A growing chorus is calling for some sort of discipline measure against a professor who said on his personal Facebook page that all Republicans are “racist scum” and additional comments that appeared to support violence against the GOP.
Assistant Professor Bart Knijnenburg, who makes nearly $100,000 annually teaching human-centered computing at the public university, had posted earlier this month that “All Trump supporters, nay, all Republicans, are racist scum.”
He added: “All Republicans? Yes. Your complacency made this happen. Pick a side: denounce your affiliation or admit you’re a racist.”
Additional comments Knijnenburg made on Facebook likened Trump voters to the KKK and said: “I admire anyone who stands up against white supremacy. Violent or non-violent. This needs to stop, by any means necessary. #PunchNazis.”
Knijnenburg (pictured) has not apologized since his comments were publicized. The College Fix reached out to him for a comment but received no response.
Shock and concern among Clemson University students and alumni prompted President James Clements and Faculty Senate President Amy Lawton-Rauh to allude to Professor Knijnenburg’s remarks in an email Aug. 25 to the campus community.
While not citing Knijnenburg by name, the email stated in part that “expressions of hatred or violence have no place in our campus dialogue.”
“No matter how strongly members of our community may disagree on a subject, we simply must be able to elevate our conversation to a point where we can respectfully and intelligently debate the issues we face,” they continued.
But some believe that a more immediate and condemning response is needed.
South Carolina state Sen. Katrina Shealy said “I think they need to fire him, and the state of South Carolina needs to cut off funding for Clemson until they get rid of him,” reports Fits News.
Some students at Clemson also have concerns.
“It’s disappointing to see a Clemson professor contribute to the divisiveness plaguing the nation right now. We have the opportunity to improve things and keep campus a welcoming place for all. Professor Knijnenburg clearly isn’t interested in that,” Alex Cullen, a genetics major at Clemson University, told The College Fix.
And Clemson alum Paul Gilbert told The College Fix in an email that if Knijnenburg is not terminated, he plans to “box up my diplomas and return them to the university.”
“After all,” he added, “why would I want to see constant reminders of a university that employs people who believe me to be ‘racist scum’ and who wish violence against me because of my conservative political beliefs?”
Outside observers have shared similar sentiments.
In an opinion piece for The Washington Times, Cheryl Chumley argued that “these are the type of situations that call for swift and harsh response.”
“Think about it: If this professor were a Republican attacking Barack Obama, Obama voters and Democratic Party members in such manner, would the outcry go unpunished? Likely not,” she wrote. “The fact this professor is not only allowed to continue to teach, but pretty much protected by his higher-ups — vicious rhetoric, be danged — only shows how far left America’s places of higher learning have leaned of late.”
But some individual rights proponents warns it’s a slippery slope to fire or censure professors for their words, and can backfire on both conservative and liberal-minded professors.

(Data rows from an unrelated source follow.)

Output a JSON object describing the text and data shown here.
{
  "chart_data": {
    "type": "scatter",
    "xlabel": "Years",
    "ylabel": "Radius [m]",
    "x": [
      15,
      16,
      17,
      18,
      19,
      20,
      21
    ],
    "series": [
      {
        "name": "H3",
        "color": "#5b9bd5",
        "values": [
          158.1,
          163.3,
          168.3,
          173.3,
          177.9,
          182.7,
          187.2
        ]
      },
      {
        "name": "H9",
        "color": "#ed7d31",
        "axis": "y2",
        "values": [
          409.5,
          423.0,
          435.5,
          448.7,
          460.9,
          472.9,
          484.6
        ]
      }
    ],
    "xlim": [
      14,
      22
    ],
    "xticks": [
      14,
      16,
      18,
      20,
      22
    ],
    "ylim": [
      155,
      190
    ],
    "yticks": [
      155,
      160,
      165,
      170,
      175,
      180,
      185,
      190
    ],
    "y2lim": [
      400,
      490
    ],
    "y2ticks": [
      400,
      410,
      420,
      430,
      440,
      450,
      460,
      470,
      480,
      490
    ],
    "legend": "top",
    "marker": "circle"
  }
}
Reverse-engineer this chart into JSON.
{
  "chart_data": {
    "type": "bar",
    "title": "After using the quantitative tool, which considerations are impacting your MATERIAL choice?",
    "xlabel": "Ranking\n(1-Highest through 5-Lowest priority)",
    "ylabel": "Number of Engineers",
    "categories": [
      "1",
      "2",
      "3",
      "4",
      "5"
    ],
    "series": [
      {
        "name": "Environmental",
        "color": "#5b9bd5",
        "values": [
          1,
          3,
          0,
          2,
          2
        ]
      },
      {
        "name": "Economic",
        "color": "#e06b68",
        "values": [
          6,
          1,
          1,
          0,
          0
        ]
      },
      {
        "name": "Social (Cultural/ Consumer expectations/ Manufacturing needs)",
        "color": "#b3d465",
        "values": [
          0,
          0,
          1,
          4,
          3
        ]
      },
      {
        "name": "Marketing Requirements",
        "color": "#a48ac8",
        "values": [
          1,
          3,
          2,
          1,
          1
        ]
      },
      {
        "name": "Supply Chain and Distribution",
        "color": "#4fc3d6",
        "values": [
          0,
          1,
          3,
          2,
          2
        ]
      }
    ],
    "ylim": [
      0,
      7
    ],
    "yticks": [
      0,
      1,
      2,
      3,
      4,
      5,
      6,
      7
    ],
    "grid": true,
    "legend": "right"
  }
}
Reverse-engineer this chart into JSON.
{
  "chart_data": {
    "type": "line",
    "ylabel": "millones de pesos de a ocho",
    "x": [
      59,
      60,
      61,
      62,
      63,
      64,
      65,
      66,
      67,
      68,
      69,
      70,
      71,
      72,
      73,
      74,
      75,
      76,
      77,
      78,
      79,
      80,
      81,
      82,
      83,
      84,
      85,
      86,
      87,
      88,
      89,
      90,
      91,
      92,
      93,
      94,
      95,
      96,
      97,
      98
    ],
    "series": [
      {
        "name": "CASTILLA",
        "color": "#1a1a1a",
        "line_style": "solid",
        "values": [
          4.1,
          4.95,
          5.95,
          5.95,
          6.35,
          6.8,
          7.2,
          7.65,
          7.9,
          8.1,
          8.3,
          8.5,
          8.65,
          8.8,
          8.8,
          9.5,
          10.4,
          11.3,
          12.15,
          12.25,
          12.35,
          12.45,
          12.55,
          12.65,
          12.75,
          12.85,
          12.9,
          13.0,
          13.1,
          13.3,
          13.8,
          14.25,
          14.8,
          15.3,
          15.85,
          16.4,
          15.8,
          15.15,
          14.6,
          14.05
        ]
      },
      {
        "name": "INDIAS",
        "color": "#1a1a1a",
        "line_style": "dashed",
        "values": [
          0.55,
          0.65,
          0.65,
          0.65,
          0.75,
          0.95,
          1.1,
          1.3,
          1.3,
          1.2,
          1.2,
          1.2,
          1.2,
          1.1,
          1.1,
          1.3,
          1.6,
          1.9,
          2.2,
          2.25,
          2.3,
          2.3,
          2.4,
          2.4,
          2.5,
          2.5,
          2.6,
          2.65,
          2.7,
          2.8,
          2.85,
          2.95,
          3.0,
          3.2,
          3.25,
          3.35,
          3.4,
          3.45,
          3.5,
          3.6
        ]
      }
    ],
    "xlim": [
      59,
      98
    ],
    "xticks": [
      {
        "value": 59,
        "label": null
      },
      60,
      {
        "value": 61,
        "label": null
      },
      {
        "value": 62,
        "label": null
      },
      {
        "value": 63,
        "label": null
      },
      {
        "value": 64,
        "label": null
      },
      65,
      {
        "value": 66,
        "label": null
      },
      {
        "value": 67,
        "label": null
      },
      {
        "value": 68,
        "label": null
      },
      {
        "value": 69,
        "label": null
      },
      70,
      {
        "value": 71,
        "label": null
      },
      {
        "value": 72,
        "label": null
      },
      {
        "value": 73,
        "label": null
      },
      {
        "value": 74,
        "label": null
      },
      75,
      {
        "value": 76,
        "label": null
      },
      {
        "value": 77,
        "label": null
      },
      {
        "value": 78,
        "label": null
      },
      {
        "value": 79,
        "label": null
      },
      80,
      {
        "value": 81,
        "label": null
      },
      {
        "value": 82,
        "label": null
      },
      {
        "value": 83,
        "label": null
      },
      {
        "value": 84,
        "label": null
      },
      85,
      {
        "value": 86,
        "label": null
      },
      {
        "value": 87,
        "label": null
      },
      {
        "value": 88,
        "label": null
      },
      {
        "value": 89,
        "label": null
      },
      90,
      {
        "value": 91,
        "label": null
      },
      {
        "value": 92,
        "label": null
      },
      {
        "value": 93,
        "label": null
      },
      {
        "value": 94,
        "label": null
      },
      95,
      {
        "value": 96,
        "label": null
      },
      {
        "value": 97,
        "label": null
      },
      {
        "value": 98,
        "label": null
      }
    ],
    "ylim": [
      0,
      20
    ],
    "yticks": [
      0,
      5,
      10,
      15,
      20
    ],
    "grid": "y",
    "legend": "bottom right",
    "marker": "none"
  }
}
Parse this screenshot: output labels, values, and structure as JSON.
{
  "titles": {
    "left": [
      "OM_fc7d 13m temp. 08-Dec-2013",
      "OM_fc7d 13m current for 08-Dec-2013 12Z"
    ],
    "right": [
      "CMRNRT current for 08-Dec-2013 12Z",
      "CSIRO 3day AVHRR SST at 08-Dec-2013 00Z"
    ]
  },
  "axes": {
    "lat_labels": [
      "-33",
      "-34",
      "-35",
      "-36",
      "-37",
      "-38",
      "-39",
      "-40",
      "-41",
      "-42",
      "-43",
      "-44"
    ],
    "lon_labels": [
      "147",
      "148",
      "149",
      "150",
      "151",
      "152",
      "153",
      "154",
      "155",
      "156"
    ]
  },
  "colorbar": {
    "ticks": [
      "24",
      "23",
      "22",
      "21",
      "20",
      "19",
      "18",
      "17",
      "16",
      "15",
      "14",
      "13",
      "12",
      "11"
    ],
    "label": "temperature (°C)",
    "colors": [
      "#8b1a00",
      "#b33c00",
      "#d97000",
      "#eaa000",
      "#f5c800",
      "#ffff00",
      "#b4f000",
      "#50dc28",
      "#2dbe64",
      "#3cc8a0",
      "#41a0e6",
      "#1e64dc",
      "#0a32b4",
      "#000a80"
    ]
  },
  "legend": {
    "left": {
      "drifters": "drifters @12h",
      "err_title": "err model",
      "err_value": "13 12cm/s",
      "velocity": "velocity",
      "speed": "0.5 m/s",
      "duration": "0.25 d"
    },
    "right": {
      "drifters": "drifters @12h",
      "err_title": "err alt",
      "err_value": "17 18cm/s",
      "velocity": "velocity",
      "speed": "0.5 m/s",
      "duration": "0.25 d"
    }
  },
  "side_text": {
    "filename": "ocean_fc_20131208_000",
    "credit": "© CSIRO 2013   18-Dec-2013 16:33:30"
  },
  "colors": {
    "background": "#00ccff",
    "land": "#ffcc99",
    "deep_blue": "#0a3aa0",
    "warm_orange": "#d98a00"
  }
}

A similar situation unfolded this week in which University of Tampa Professor Ken Storey resigned after he suggested in a tweet that Hurricane Harvey was “instant karma” for Texas voting Republican in the presidential election, causing an uproar and backlash from observers.
“We are concerned by this potential threat to freedom of expression and are investigating this dismissal,” FIRE’s Ari Cohn stated. “While the University of Tampa is a private institution, it promises its faculty freedom of expression. Private institutions cannot make promises to students and faculty only to abandon them when convenient.”
Editor’s note: A previous version of this article stated Storey was fired, based on numerous reports, but the University of Tampa released a statement Aug. 31 saying: “The University of Tampa has accepted Kenneth Storey’s resignation, and he has been relieved of his duties.”